The summer is in full swing and it is the time for our later season perennials to start blooming. One of the first mid-summer perennials to start blooming is coneflower, Echinacea purpurea. To us, when the coneflower start blooming, we know we are gearing up for the gorgeous show that is put on by our late-blooming perennials like black-eyed susans, goldenrod, coneflowers, Joe-Pye weed, bee balm, sedums, and more. We’ll get into all the others on another day but this month we want to feature the coneflower!

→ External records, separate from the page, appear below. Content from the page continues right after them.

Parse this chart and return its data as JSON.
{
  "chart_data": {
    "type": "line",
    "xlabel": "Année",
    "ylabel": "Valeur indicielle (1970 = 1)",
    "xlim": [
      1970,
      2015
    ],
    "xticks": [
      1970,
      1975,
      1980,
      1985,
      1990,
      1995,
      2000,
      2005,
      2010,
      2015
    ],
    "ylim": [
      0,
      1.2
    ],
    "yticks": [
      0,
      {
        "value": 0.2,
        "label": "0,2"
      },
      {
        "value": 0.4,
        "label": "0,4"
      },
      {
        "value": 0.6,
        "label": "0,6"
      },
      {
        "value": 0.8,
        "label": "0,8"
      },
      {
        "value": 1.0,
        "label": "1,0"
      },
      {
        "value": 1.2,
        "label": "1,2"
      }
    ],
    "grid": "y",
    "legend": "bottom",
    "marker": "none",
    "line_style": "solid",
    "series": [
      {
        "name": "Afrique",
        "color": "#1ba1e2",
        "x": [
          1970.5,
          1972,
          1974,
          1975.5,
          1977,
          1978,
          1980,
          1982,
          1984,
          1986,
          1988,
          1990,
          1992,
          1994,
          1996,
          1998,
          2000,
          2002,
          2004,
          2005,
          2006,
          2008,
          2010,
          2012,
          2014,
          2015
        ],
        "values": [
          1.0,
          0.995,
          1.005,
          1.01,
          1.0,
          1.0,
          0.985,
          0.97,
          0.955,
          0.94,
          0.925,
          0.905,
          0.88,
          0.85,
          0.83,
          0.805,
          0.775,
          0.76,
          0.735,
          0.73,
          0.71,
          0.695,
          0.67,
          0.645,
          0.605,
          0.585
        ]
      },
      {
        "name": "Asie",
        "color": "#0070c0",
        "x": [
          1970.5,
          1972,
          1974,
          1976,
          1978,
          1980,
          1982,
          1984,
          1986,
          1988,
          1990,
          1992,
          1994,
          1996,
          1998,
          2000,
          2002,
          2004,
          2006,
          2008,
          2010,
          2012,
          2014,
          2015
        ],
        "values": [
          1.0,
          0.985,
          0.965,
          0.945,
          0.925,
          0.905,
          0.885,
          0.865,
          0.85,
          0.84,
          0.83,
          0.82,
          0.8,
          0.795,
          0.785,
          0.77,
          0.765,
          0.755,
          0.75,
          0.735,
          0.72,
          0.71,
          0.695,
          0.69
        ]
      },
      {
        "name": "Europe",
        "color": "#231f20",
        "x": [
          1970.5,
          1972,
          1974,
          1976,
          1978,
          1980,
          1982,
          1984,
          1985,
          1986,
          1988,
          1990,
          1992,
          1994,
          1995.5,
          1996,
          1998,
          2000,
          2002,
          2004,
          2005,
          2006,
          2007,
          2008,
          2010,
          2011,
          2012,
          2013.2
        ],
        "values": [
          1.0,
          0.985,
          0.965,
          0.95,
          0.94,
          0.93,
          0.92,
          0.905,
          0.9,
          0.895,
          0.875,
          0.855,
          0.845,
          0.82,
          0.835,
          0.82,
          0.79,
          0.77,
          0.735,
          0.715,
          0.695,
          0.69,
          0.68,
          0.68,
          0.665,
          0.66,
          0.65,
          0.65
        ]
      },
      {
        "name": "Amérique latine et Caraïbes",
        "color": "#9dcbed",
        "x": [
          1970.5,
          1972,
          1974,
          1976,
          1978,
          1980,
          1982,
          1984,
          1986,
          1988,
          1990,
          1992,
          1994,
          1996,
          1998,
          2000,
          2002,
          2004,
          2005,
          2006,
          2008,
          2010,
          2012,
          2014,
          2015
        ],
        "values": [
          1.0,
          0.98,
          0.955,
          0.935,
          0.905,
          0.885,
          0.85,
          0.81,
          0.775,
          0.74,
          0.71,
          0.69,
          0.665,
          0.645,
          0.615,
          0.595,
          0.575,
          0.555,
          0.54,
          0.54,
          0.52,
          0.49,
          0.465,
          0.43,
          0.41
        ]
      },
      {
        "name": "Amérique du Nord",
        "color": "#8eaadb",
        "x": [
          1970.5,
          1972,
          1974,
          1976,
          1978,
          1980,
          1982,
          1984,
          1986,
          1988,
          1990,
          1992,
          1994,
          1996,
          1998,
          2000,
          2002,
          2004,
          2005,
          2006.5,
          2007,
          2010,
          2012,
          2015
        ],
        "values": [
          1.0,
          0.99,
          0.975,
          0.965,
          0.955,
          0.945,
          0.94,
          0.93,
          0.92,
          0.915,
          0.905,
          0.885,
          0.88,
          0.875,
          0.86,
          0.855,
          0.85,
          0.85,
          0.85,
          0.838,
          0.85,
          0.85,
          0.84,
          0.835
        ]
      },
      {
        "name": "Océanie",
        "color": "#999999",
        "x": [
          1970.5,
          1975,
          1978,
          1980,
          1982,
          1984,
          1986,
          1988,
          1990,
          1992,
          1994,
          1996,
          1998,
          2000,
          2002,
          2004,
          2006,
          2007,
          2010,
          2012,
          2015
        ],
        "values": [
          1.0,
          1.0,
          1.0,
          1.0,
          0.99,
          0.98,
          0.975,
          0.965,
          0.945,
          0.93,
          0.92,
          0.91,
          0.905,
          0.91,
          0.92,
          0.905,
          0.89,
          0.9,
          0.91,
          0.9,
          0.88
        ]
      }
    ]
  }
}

In the wild, Echinacea purpurea is purple with a single layer of petals surrounding the center. This plant is native to the US from Florida to northeastern Texas through to Virginia, Ohio, Illinois, and Iowa. It thrives in grasslands or disturbed areas where the soil is not too loam or fertile. It struggles with heavy leaf litter or organic matter since it doesn’t naturally grow in forested areas where organic matter builds up.
The nursery industry has bred TONS of varieties of Echinacea. It comes in many heights from 1 foot tall to 3-4 feet tall and in every shade of pink, purple, and white you can imagine. There are even some coral, red, and orange-toned coneflowers available. You can choose coneflowers with single petals and coneflowers with double layers of petals. One of our favorites is the butterfly kisses variety that is pink with an extra fluffy center. The options are really endless. When choosing coneflower, just be sure to check out the plant label to be sure you choose the color, shape, and size that fits your planting site.
Plant Nerd Alert
Coneflowers are in the same family as daisies and black-eyed susans, the aster family. Asters are easy to identify because of their unique flower arrangement – a composite inflorescence with disk and ray flowers. This is a fancy way of saying they have that iconic daisy-like flower with a flat middle and longer, bold petals surrounding the flat center. We think of that whole structure as the flower but actually the flat center is composed of tens or hundreds of individual flowers and each long petal around it is also its own flower! Each petal and all the flowers in the center has its own reproductive parts and floral structures making up one big “flower” that we see but is actually many, many single flowers!
Here are the basic growing requirements for coneflower and a selection of our favorite varieties!
- Light: Full sun
- Water: Water through establishment but avoid overwatering. Tolerates drought very well once established. Plants will struggle with wet soil.
- Hardiness Zone: 3-8
- Bloom time: May through August
- TPL favorite varieties: White Swan, Butterfly Kisses, Magnum, Marcella Rainbow, Raspberry Kismet
Pro Tip: During the blooming season, clip off dead flower heads to stimulate more flowering and extend the flowering time. When the blooms start to slow down, leave the last few flower heads to provide seeds for songbirds and interesting structure through the winter.